Serological tests for hepatitis virus B and C were done. Anti-HCV antibodies by enzyme-linked immunosorbent assay (ELISA) and detectable serum HCV–RNA by polymerase chain reaction for 6 months or more were needed to confirm the diagnosis of HCV infection. Abdominal ultrasound was done for all patients.

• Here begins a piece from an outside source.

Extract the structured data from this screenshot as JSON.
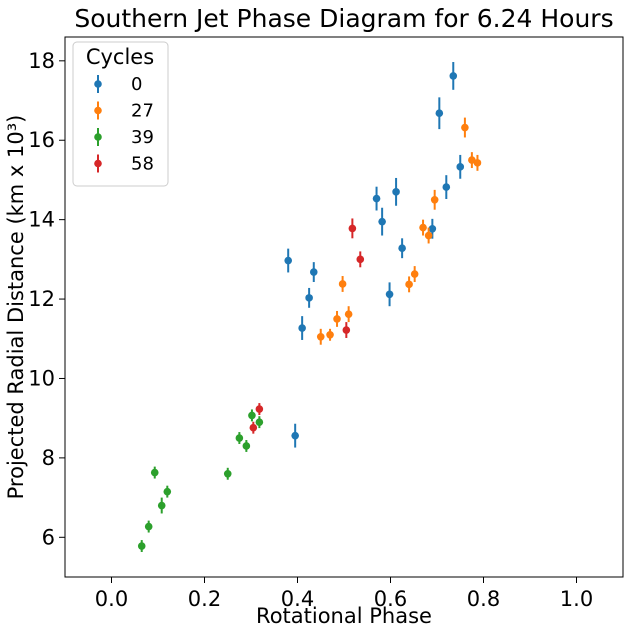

All statistical analyses were performed with Statistical Package for the Social Science (SPSS for windows version 25.0) (SPSS Inc., Tokyo, Japan). The continuous variables were expressed as mean ± SD which compared using chi square test. Pearson’s correlation coefficient was used to estimate the correlation between each two variables. Statistical significance was defined as a probability level of p < 0.05. Bias was defined as the mean difference between measured and estimated GFR; precision was defined as the SD of the difference between measured and estimated GFR. Both precision and bias were expressed as ml/min per 1.73 m2; accuracy was defined as the proportion of values that were within 10 or 30% of the measured GFR.